Games In A Pub – 13th May 2012

Tackling the challenges of power and thoughts on falling numbers

Power Grid = The box artwork
As the group gathered Martin began to explain Power Grid, a game he had brought along and which I had read much about and was keen to try (as indeed I am Power Grid: First Sparks, the lighter variant). The game, as with many euro games, offers a relatively simple set of rules that then presents many different choices and ways of reaching the winning conditions. In this game the players find themselves as the bosses of power companies trying to build their business around the provision of power to as many cities in Germany as possible (the reverse of the board shows America).

Players bid for power stations (coal, oil, wind, garbage or nuclear), buy the rights to supply cities and try to cope with the fluctuating fuel markets as they seek to source the fuels for their power stations. In providing the power to the cities they then generate the income that allows them to invest in yet more fuel, power stations and cities.
Power Grid - The players
Neither the board nor the theme grab me, HOWEVER
as a game it was excellent. The rules were quickly understood by all of us, but the choices we then had always seemed difficult and when it came to the final go we were all very close to winning, although perhaps not surprisingly Martin’s greater experience at the game prevailed. Although he had thrown his hands up in despair a couple of times late in the game as he felt he had made poor decisions. Sadly for the rest of us they weren't that bad!
Power Grid - The board with a line of Oranjeboom beer mats marking the area of the board not in play
Power Grid was by far and away the longest game we have yet played at the pub, taking around 2 ¼ hours. However the playing time didn’t seem to detract from our enjoyment with everybody keen top play it again. Martin obviously enjoyed it more than the rest of us!
Power Grid - My power stations, with fuel to power them for one go, plus the player guide
On a separate note it may not have gone un-noticed that both the younger and the feminine dimensions seem to be missing from the recent gatherings. I suspect the later is partly because we are meeting in a pub and that with various individual reasons why our once regular ladies are not with us, that the absence of one or other lady has in part then led to the reticence of the others to join us, a sad thing.

As to the absence of the younger people I can only guess that they have found a watering hole more to their tastes and so are less frequent visitors to the Blue Anchor with the result that joining us on a Sunday evening is a less natural part of their social lives. I may be wrong and they will join us next time but …….

Does this mean that you cannot create a Social Gamers Group in a pub with a wide demographic? On the evidence of London On Board I don’t believe this to be the case but certainly for the moment we seem to be reflecting a narrower demographic than I had hoped would be the case.

That said I am very grateful to Robin, Oliver, Simon and Martin for their continued support and can only hope that in the nature of chaos some random communication, poster, conversation or other factor will help attract others to our friendly little group.

More photo's of the evening can be seen here.
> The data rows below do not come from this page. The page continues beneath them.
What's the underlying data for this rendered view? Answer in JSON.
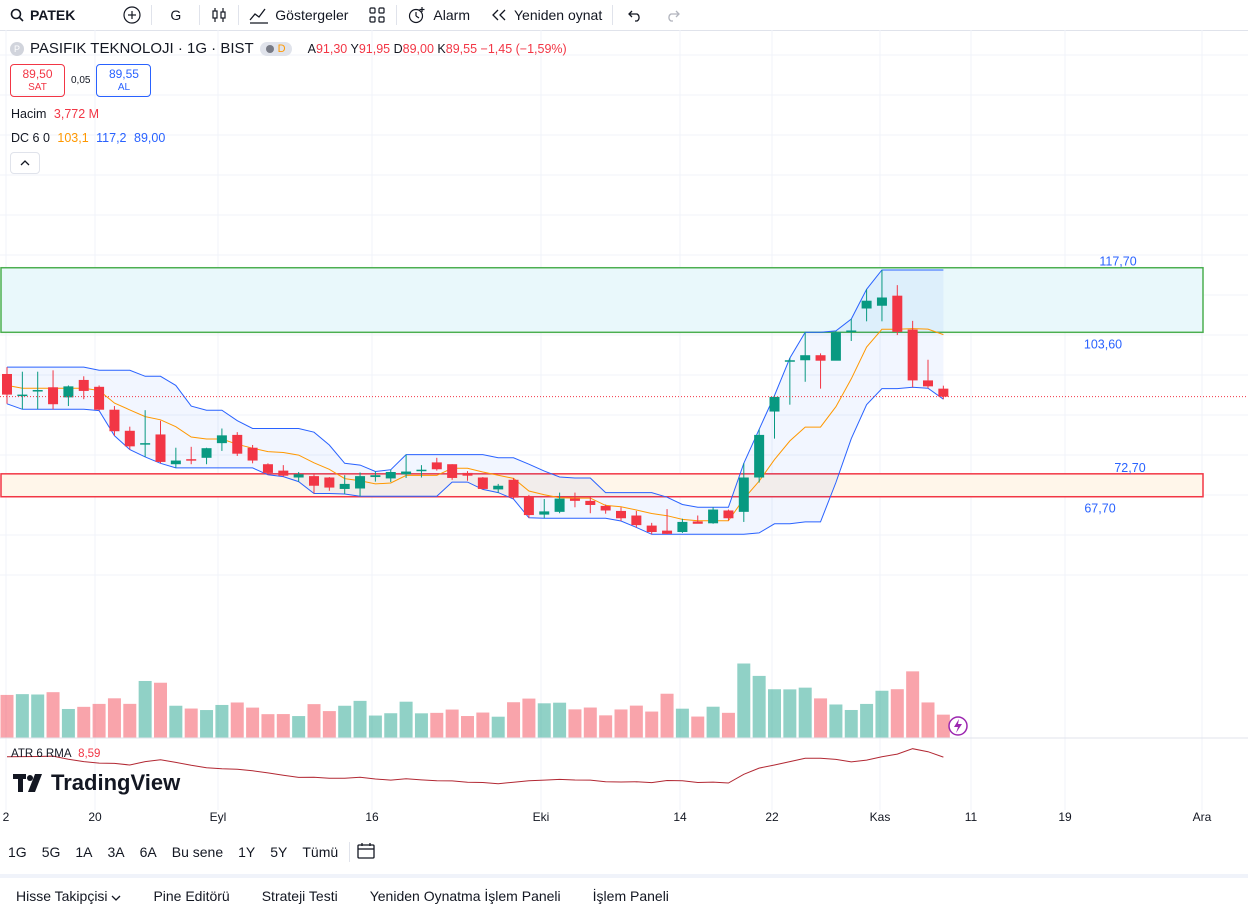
{
  "toolbar": {
    "symbol": "PATEK",
    "interval": "G",
    "indicators_label": "Göstergeler",
    "alarm_label": "Alarm",
    "replay_label": "Yeniden oynat"
  },
  "legend": {
    "title": "PASIFIK TEKNOLOJI · 1G · BIST",
    "status_badge": "D",
    "ohlc_a_label": "A",
    "ohlc_a": "91,30",
    "ohlc_y_label": "Y",
    "ohlc_y": "91,95",
    "ohlc_d_label": "D",
    "ohlc_d": "89,00",
    "ohlc_k_label": "K",
    "ohlc_k": "89,55",
    "change": "−1,45 (−1,59%)",
    "sell_price": "89,50",
    "sell_label": "SAT",
    "spread": "0,05",
    "buy_price": "89,55",
    "buy_label": "AL"
  },
  "volume_legend": {
    "name": "Hacim",
    "value": "3,772 M"
  },
  "dc_legend": {
    "name": "DC 6 0",
    "middle": "103,1",
    "upper": "117,2",
    "lower": "89,00"
  },
  "atr_legend": {
    "name": "ATR 6 RMA",
    "value": "8,59"
  },
  "logo_text": "TradingView",
  "colors": {
    "up": "#089981",
    "down": "#f23645",
    "dc_band": "#2962ff",
    "dc_mid": "#ff9800",
    "atr": "#b22833",
    "zone_green": "#4caf50",
    "zone_red": "#f23645"
  },
  "chart_data": {
    "type": "candlestick",
    "x_tick_labels": [
      "2",
      "20",
      "Eyl",
      "16",
      "Eki",
      "14",
      "22",
      "Kas",
      "11",
      "19",
      "Ara"
    ],
    "candles": [
      {
        "o": 94.5,
        "h": 96.0,
        "l": 88.0,
        "c": 90.0
      },
      {
        "o": 89.7,
        "h": 95.0,
        "l": 86.8,
        "c": 90.0
      },
      {
        "o": 90.9,
        "h": 95.0,
        "l": 86.8,
        "c": 91.0
      },
      {
        "o": 91.6,
        "h": 95.3,
        "l": 86.8,
        "c": 87.9
      },
      {
        "o": 89.4,
        "h": 92.0,
        "l": 87.5,
        "c": 91.8
      },
      {
        "o": 93.2,
        "h": 94.0,
        "l": 89.0,
        "c": 90.8
      },
      {
        "o": 91.7,
        "h": 92.0,
        "l": 86.5,
        "c": 86.7
      },
      {
        "o": 86.7,
        "h": 87.5,
        "l": 81.0,
        "c": 82.0
      },
      {
        "o": 82.1,
        "h": 83.0,
        "l": 78.0,
        "c": 78.7
      },
      {
        "o": 79.2,
        "h": 86.6,
        "l": 76.4,
        "c": 79.4
      },
      {
        "o": 81.3,
        "h": 84.3,
        "l": 75.0,
        "c": 75.3
      },
      {
        "o": 74.8,
        "h": 78.4,
        "l": 74.0,
        "c": 75.6
      },
      {
        "o": 75.9,
        "h": 78.6,
        "l": 74.8,
        "c": 75.6
      },
      {
        "o": 76.2,
        "h": 78.4,
        "l": 74.8,
        "c": 78.3
      },
      {
        "o": 79.4,
        "h": 82.6,
        "l": 77.7,
        "c": 81.1
      },
      {
        "o": 81.2,
        "h": 81.8,
        "l": 76.6,
        "c": 77.1
      },
      {
        "o": 78.4,
        "h": 79.0,
        "l": 75.0,
        "c": 75.6
      },
      {
        "o": 74.8,
        "h": 75.0,
        "l": 72.5,
        "c": 72.9
      },
      {
        "o": 73.4,
        "h": 74.6,
        "l": 72.1,
        "c": 72.3
      },
      {
        "o": 71.9,
        "h": 73.1,
        "l": 71.0,
        "c": 72.6
      },
      {
        "o": 72.2,
        "h": 72.8,
        "l": 68.4,
        "c": 70.1
      },
      {
        "o": 71.9,
        "h": 72.0,
        "l": 69.0,
        "c": 69.7
      },
      {
        "o": 69.4,
        "h": 72.4,
        "l": 68.3,
        "c": 70.5
      },
      {
        "o": 69.5,
        "h": 73.0,
        "l": 67.8,
        "c": 72.2
      },
      {
        "o": 72.0,
        "h": 73.2,
        "l": 71.0,
        "c": 72.4
      },
      {
        "o": 71.7,
        "h": 73.6,
        "l": 70.9,
        "c": 73.1
      },
      {
        "o": 72.6,
        "h": 76.9,
        "l": 71.8,
        "c": 73.2
      },
      {
        "o": 73.3,
        "h": 74.6,
        "l": 71.9,
        "c": 73.6
      },
      {
        "o": 75.2,
        "h": 76.2,
        "l": 73.4,
        "c": 73.7
      },
      {
        "o": 74.8,
        "h": 74.8,
        "l": 71.4,
        "c": 71.8
      },
      {
        "o": 72.9,
        "h": 73.3,
        "l": 71.2,
        "c": 72.3
      },
      {
        "o": 71.9,
        "h": 72.0,
        "l": 69.3,
        "c": 69.4
      },
      {
        "o": 69.3,
        "h": 70.5,
        "l": 68.6,
        "c": 70.1
      },
      {
        "o": 71.4,
        "h": 71.8,
        "l": 67.2,
        "c": 67.5
      },
      {
        "o": 67.8,
        "h": 68.1,
        "l": 63.1,
        "c": 63.7
      },
      {
        "o": 63.8,
        "h": 67.2,
        "l": 63.0,
        "c": 64.5
      },
      {
        "o": 64.4,
        "h": 68.6,
        "l": 64.1,
        "c": 67.3
      },
      {
        "o": 67.3,
        "h": 68.6,
        "l": 65.4,
        "c": 66.8
      },
      {
        "o": 66.8,
        "h": 67.6,
        "l": 64.1,
        "c": 65.9
      },
      {
        "o": 65.7,
        "h": 66.0,
        "l": 64.0,
        "c": 64.7
      },
      {
        "o": 64.6,
        "h": 65.4,
        "l": 62.4,
        "c": 63.0
      },
      {
        "o": 63.6,
        "h": 64.6,
        "l": 61.0,
        "c": 61.5
      },
      {
        "o": 61.4,
        "h": 62.0,
        "l": 59.5,
        "c": 60.0
      },
      {
        "o": 60.3,
        "h": 65.0,
        "l": 59.5,
        "c": 59.6
      },
      {
        "o": 60.0,
        "h": 62.9,
        "l": 59.8,
        "c": 62.2
      },
      {
        "o": 62.3,
        "h": 63.6,
        "l": 61.9,
        "c": 61.8
      },
      {
        "o": 61.9,
        "h": 65.4,
        "l": 61.8,
        "c": 64.9
      },
      {
        "o": 64.7,
        "h": 64.9,
        "l": 62.5,
        "c": 63.0
      },
      {
        "o": 64.4,
        "h": 75.0,
        "l": 62.2,
        "c": 71.9
      },
      {
        "o": 71.9,
        "h": 82.4,
        "l": 70.8,
        "c": 81.2
      },
      {
        "o": 86.3,
        "h": 89.8,
        "l": 80.4,
        "c": 89.5
      },
      {
        "o": 97.5,
        "h": 98.0,
        "l": 87.8,
        "c": 97.5
      },
      {
        "o": 97.5,
        "h": 103.6,
        "l": 92.8,
        "c": 98.6
      },
      {
        "o": 98.6,
        "h": 99.0,
        "l": 91.3,
        "c": 97.4
      },
      {
        "o": 97.4,
        "h": 103.9,
        "l": 97.5,
        "c": 103.6
      },
      {
        "o": 103.7,
        "h": 106.5,
        "l": 101.7,
        "c": 104.0
      },
      {
        "o": 108.8,
        "h": 113.0,
        "l": 106.0,
        "c": 110.5
      },
      {
        "o": 109.4,
        "h": 117.2,
        "l": 106.0,
        "c": 111.2
      },
      {
        "o": 111.6,
        "h": 113.9,
        "l": 103.0,
        "c": 103.7
      },
      {
        "o": 104.2,
        "h": 106.1,
        "l": 91.6,
        "c": 93.1
      },
      {
        "o": 93.1,
        "h": 97.6,
        "l": 91.4,
        "c": 91.8
      },
      {
        "o": 91.3,
        "h": 91.95,
        "l": 89.0,
        "c": 89.55
      }
    ],
    "volume_labels": {
      "value": "3,772 M"
    },
    "price_labels": [
      "117,70",
      "103,60",
      "72,70",
      "67,70"
    ],
    "zones": [
      {
        "name": "resistance",
        "top": 117.7,
        "bottom": 103.6
      },
      {
        "name": "support",
        "top": 72.7,
        "bottom": 67.7
      }
    ]
  },
  "range_buttons": [
    "1G",
    "5G",
    "1A",
    "3A",
    "6A",
    "Bu sene",
    "1Y",
    "5Y",
    "Tümü"
  ],
  "bottom_tabs": [
    "Hisse Takipçisi",
    "Pine Editörü",
    "Strateji Testi",
    "Yeniden Oynatma İşlem Paneli",
    "İşlem Paneli"
  ]
}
Our next event at the Blue Anchor, Crowborough is in two weeks time on Sunday 27th May starting at 7.30pm - £1 per head. More details can be seen on our Facebook Page Social Gamers - Crowborough


  1. Ironically the first game I ever played of Power Grid the power went out for the first hour or so and we played by candlelight.

    I heard enough good things about this game to ignore the "meh, it's a game about power plants?" instinct within myself. I'm glad I did, I enjoyed it quite a bit. Near the end of the game I found myself buying up cheap resources I couldn't even use just to prevent the front-runners from snagging them.

    1. The pub can be pretty dark at times and we have toyed with the idea of using candles to boost the electric lighting. Somehow candles seem very apt for this game.

  2. I think it depends on the town Kevin. For example my friend Sam attends a game group in a pub which is populated with a young crowd, but its in Oxford, a university town that is famous for people who like to be challenged intellectually.

  3. On the alternate Sundays to our meetings the pub hosts a very popular quiz night and we thought our activities might appeal to the quiz attendees, offering a fresh intellectual challenge. Largely this has not proven to be the case.